“Oh.” I reach into my pocket, and I take my phone out. Dammit. She’s sent me a string of texts and is getting increasingly worried. I respond that Allison is with me, and shemade me spaghetti, and it’s fine. Even though I have a feeling Allison already told her that.
This way, maybe she won’t think I only checked my phone because of Allison.
“I’m surprised she didn’t move in.”
“If I hadn’t agreed to look after you, she would have.”
I grimace. That tracks. “Thanks. I love my mom. Don’t get me wrong. But I don’t exactly want to cohabitate with her.”
“Fair enough. I love my dad, but I don’t want to move back in with him.”
“Yeah. Well, I think my mom would mean well and do everything in her power to stop me from getting a hangnail at this point. So, I wouldn’t be allowed to do anything for myself.” I try to say that with no irony, but given I’m sitting here being served by her, and she even got the TV remote for me, I feel a little bit stupid.
“She loves you.”
I laugh. “Oh. I know. I’m not under any illusion that my mom doesn’t love me. I’m lucky that way.”
She nods. “Yeah. You really are. Your mom is the best. I’m lucky too.”
Parents are such a thorny topic. Her real mom is dead. My real dad is just a horrible human being, and the fact of the matter is, we’re both lucky our parents met and married. Honest truth.
But, it’s still thorny. I don’t often sit in the thorns. I’m usually too busy moving on to the next thing.
Ohtani hits a home run, and she points to the TV. “That was good. I know enough to know that was good.”

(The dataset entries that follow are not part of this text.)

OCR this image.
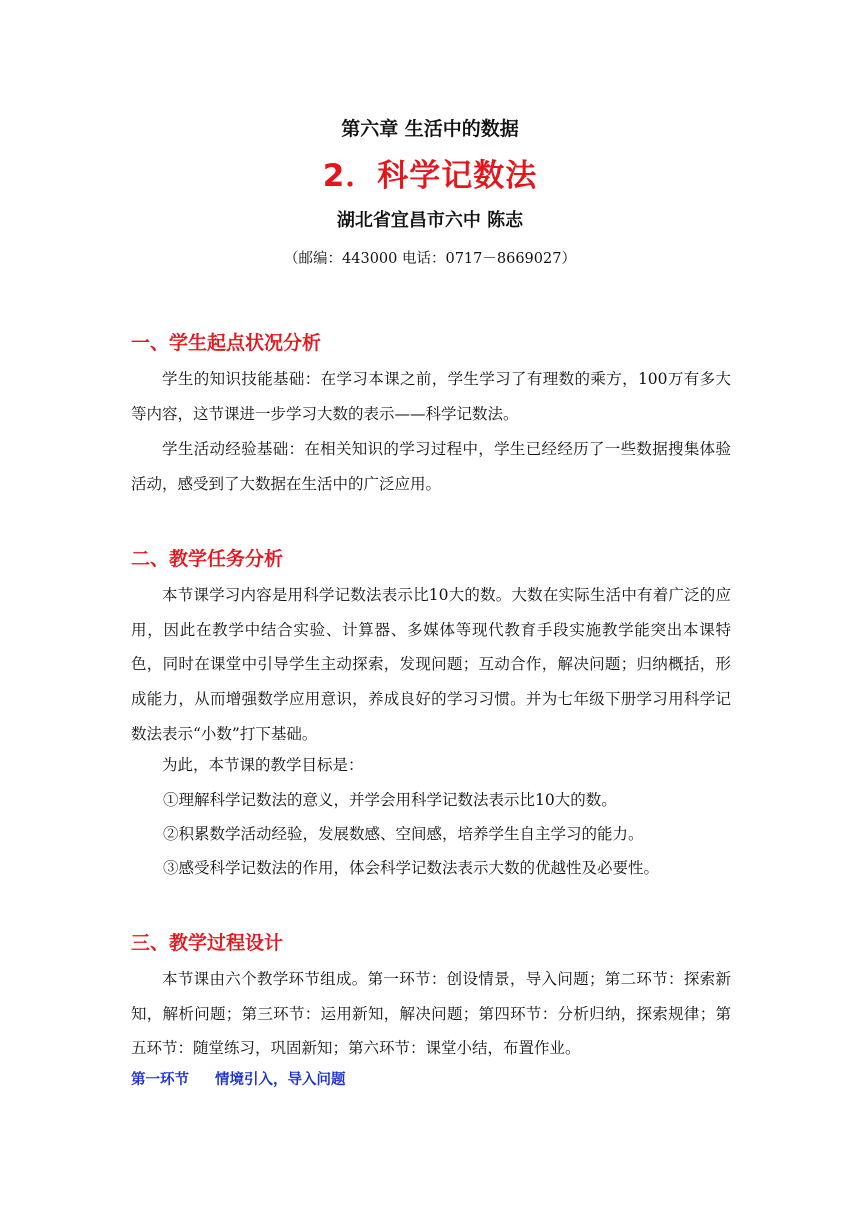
第六章 生活中的数据
2．科学记数法
湖北省宜昌市六中 陈志
（邮编：443000 电话：0717－8669027）
一、学生起点状况分析

学生的知识技能基础：在学习本课之前，学生学习了有理数的乘方，100万有多大等内容，这节课进一步学习大数的表示——科学记数法。

学生活动经验基础：在相关知识的学习过程中，学生已经经历了一些数据搜集体验活动，感受到了大数据在生活中的广泛应用。

二、教学任务分析

本节课学习内容是用科学记数法表示比10大的数。大数在实际生活中有着广泛的应用，因此在教学中结合实验、计算器、多媒体等现代教育手段实施教学能突出本课特色，同时在课堂中引导学生主动探索，发现问题；互动合作，解决问题；归纳概括，形成能力，从而增强数学应用意识，养成良好的学习习惯。并为七年级下册学习用科学记数法表示“小数”打下基础。

为此，本节课的教学目标是：

①理解科学记数法的意义，并学会用科学记数法表示比10大的数。
②积累数学活动经验，发展数感、空间感，培养学生自主学习的能力。
③感受科学记数法的作用，体会科学记数法表示大数的优越性及必要性。
三、教学过程设计

本节课由六个教学环节组成。第一环节：创设情景，导入问题；第二环节：探索新知，解析问题；第三环节：运用新知，解决问题；第四环节：分析归纳，探索规律；第五环节：随堂练习，巩固新知；第六环节：课堂小结，布置作业。

第一环节 情境引入，导入问题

“You’re practically ready for the MLB now.”
“Yep. That’s me. Very athletic.”
I never thought of her as unathletic, but she was definitely more inside than out. When she was really little, back when she was just my friend’s little sister, she used to trail after uson her dad’s property, following Gentry and me all around, and complaining loudly whenever she was made to be even a little bit uncomfortable. She didn’t like bees, she didn’t like getting her feet wet, didn’t like it when she got burrs in her socks.
I can’t say that I like any of those things, but we were twelve-year-old boys with an annoying nine-year-old trailing after us, and I would have pretended that I love nothing more than to stick my right hand into a beehive and my left ankle into a sludgy pond if it meant demonstrating my toughness in the face of her whining.
I suppose that’s a pretty good indicator of how we ended up with the relationship we have.
She was always just a kid, irritating to me, and I didn’t hide it. If she’d had pigtails, I’d have pulled them.
I look up, and she’s got her gaze fixed on the TV, her face in profile. She’s beautiful. Her nose reminds me of a ski slope, sweet freckles sprinkled across it, all around her cheeks. She used to hate them when she was little, and now I’ve seen girls paint freckles on their faces because they’re so trendy. It’s funny how that stuff happens.
She’s got that striking red hair. Copper mixed with deep, russet tones. Her hair isn’t really curly. It isn’t really straight. It’s a mix of the two, and often does its own thing. She keeps it in a messy bun a lot of the time, which, right now, she has it down, tumbling over her shoulders.
If I think about pulling her hair now, it has a whole different undertone.
Oh. Hell. No. No. I’m not going there.
“This is great,” I say, because interrupting my thoughts seems like a good move at this point.
“You were just in a hostage situation with hospital food for weeks.”
I snort. “Right. That is true. But this is still good.”
“Thank you. My left wrist really got a workout opening that jar.”
My brain stalls out, trying to make a joke about the last time my left wrist got a workout, though given that I was just reflecting on the fact I haven’t had a hard-on in weeks, there’s not much to say. And anyway, I shouldn’t say it in front of her. There was something…
There was something when I made that joke about the sex tape. Then she started talking about pickup trucks and penises.
Well, she didn’t actually say the word.